|By Chris Derosa||Wednesday, 30 May 2007|
When horror and comedy blend together so well, you just know that you have something special. In Re-Animator, you get an extremely tongue in cheek adaptation of an H.P. Lovecraft story combined with a zombie movie angle that would make you think Romero had a hand in this in some way. 20 years later, this movie has continued to maintain a life of its own, which is ironic considering the subject matter.
Re-Animator tells the tale of an up and coming student at a medical university. He also is conveniently dating the dean’s daughter. He needs to find a roommate for his new place, and the first person that comes knocking is a transfer student from Europe. He soon finds out that the new roommate, Dr. Herbert West, has an unhealthy infatuation with the concept behind “brain death” and the theory that a lifeless body could actually be brought back to life. After experimenting with a specific specimen (which I won’t spoil), it only goes terribly wrong from there. But you’ll be hoping for the worst at every moment, and this will deliver. Every character soon gets involved, and it snowballs into a fantastic bloody climax that (of course) leaves open the possibility of a sequel (which would eventually happen).

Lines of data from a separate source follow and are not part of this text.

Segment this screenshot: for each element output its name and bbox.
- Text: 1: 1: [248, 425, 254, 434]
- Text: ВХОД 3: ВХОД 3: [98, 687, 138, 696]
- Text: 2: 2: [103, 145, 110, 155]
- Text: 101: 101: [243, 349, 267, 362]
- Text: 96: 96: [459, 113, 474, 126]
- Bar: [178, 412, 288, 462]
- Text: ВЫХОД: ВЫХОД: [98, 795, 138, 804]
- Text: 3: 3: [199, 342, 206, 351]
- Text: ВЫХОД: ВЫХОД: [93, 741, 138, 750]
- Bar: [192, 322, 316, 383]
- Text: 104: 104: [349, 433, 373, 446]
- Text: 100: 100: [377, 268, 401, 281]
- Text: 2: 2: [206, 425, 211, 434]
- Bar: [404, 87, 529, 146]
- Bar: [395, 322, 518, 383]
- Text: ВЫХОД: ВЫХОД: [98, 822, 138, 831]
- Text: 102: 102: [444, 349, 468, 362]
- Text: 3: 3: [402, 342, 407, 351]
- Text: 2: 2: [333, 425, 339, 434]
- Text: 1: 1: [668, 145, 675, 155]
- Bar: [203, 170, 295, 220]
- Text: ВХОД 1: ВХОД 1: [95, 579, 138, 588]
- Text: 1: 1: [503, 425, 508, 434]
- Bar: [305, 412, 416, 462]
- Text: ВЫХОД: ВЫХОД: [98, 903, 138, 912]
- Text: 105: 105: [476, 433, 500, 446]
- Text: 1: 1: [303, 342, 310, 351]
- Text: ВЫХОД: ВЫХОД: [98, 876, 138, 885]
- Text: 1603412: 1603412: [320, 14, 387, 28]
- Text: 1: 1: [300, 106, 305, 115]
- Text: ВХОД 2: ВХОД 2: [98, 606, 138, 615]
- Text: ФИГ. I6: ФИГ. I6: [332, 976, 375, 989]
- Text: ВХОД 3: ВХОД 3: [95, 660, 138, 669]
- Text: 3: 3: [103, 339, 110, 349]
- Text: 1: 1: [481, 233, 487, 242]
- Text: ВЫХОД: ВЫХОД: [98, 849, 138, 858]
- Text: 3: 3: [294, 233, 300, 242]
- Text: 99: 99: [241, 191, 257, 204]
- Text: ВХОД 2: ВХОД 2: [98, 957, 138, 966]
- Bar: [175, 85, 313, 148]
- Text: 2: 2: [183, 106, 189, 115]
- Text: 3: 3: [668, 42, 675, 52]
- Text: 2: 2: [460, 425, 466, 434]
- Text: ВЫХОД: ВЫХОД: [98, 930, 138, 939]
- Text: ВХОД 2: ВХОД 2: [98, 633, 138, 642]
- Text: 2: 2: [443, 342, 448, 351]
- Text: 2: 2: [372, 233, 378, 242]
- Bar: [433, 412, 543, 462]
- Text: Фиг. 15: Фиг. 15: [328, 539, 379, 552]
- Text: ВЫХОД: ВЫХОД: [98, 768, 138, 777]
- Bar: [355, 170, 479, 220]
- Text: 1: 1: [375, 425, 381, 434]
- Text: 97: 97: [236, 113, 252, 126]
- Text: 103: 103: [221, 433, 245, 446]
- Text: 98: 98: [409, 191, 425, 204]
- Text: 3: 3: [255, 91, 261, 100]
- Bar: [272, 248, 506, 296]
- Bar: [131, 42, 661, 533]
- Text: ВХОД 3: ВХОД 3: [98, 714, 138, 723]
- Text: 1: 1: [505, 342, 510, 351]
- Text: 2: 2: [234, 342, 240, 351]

The actors, while not amazing by any means, still get across a great amount of character that almost cry out to be loved. It works well in this sense, and the “range” of the actors portraying the living dead are absolutely fantastic. It helps in a comedic fashion, and the violence that accompanies them only ups the ante. Along with the atmosphere comes a nice and flowing soundtrack courtesy of Richard Band, who delivers a theme song that could be compared to something along the likes of Psycho.
Re-Animator runs at an almost perfect length, close to an hour and a half. No unnecessary filler, and still plenty of moments for you to take in and remember well after you finished watching it. The tone stays light while keeping the visuals and effects dark and violent. It’s the extreme humor in some moments that would inspire many horror comedies, such as Shaun of the Dead. It’s a shame that B movies of this nature are never done anymore. For the Millennium Edition, you get a nice amount of extra footage. If you’re in for some classic horror, and you can find this dvd, then you’re in for a treat.